Benvenuto Fieramosca parece calibrar el desafío de Martín. Si alguien busca en su rostro, ya macerado por el tiempo, alguna huella de respeto ante el nuevo talante del antiguo preceptor de sus hijas, ese alguien se equivoca de medio a medio. Fieramosca suspira al fin y pregunta:

—¿Crees que te engaño, Martino? ¿Me pones a prueba con esos modales que pretendes de nobleza? ¿Bastaría que mencionara la extraña contracción de los ojos que tu hermano sufría, esa repetición irritante, las sacudidas? —y, para colmo, Benvenuto Fieramosca se pone a imitar a Gonzalo de Viloalle—: No sabes los problemas que le trajo ese defecto. Cuando jugaba al faraón, y no siempre lo hacía en los mejores salones, más de una disputa le costó el que algún truhan creyera que Viloalle estaba haciendo señas a otro jugador, o que alguien le pudiera estar indicando los triunfos de sus adversarios. Como sabrás, y estoy convencido de que lo sabes, porque ahora, desde que me lo has dicho, —sé de tu ingenio y claridad mental, ese guiñar continuamente los ojos se toma en algunos lugares como signo de posesión diabólica. Y en otros, o en los mismos, yo soy un pobre ignorante y no puedo precisar, el pelo rojo tampoco ayuda a que le tengan a uno por un ángel. En resumen, que algunos creían que tu hermano era un continuo portador de mala suerte. Sin embargo, en Venecia, donde ya no creen ni en la superstición, esa especie de enfermedad que domina a tu hermano, aunque fuera distintiva de su bella figura, no sería decisiva. ¿Te das ahora por satisfecho, Martino? Dame la llave de esta casa. Dentro de media hora, un cochero estará en la puerta y te llevará a Pescara.

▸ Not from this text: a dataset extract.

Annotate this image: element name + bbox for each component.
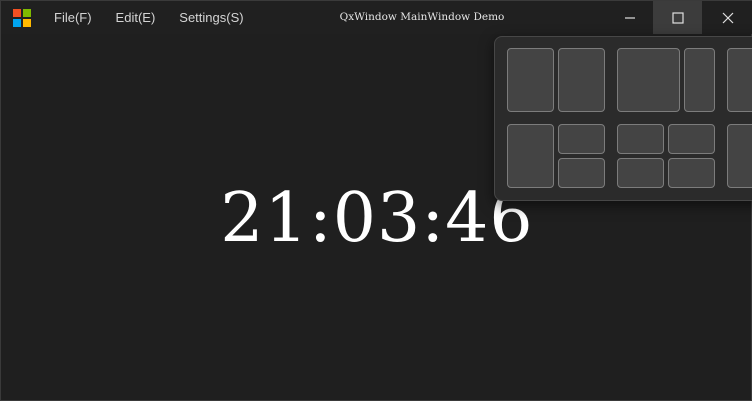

Y Fieramosca desaparece de la vida de Martín, y con él desaparece Rosella, y desaparecen muchas de las esperanzas y de las realidades palpables de Martín. Cuando al cabo de media hora llega el cochero, Martín está en el patio de la que fue su casa con un baúl a los pies. Se entretiene en meditar al propio tiempo que huele una flor de naranjo. De pronto, como si una brisa se interpusiera entre la flor y la nariz, el aroma se vuelve hedor de un pescado que nunca ha olido y la misma flor parece transformarse en estiércol. Martín empieza a tener miedo. Cuando el cochero está cargando su equipaje, el de Viloalle echa una ojeada a la bolsa que le han dado. Una miseria de cincuenta escudos. Lo justo para sobrevivir una semana. Benvenuto Fieramosca es un avaro asqueroso y unas putas sus hijas.

Valora las opciones y, ante la desolación que producen, toma un camino dudoso, que quizá sea el único camino.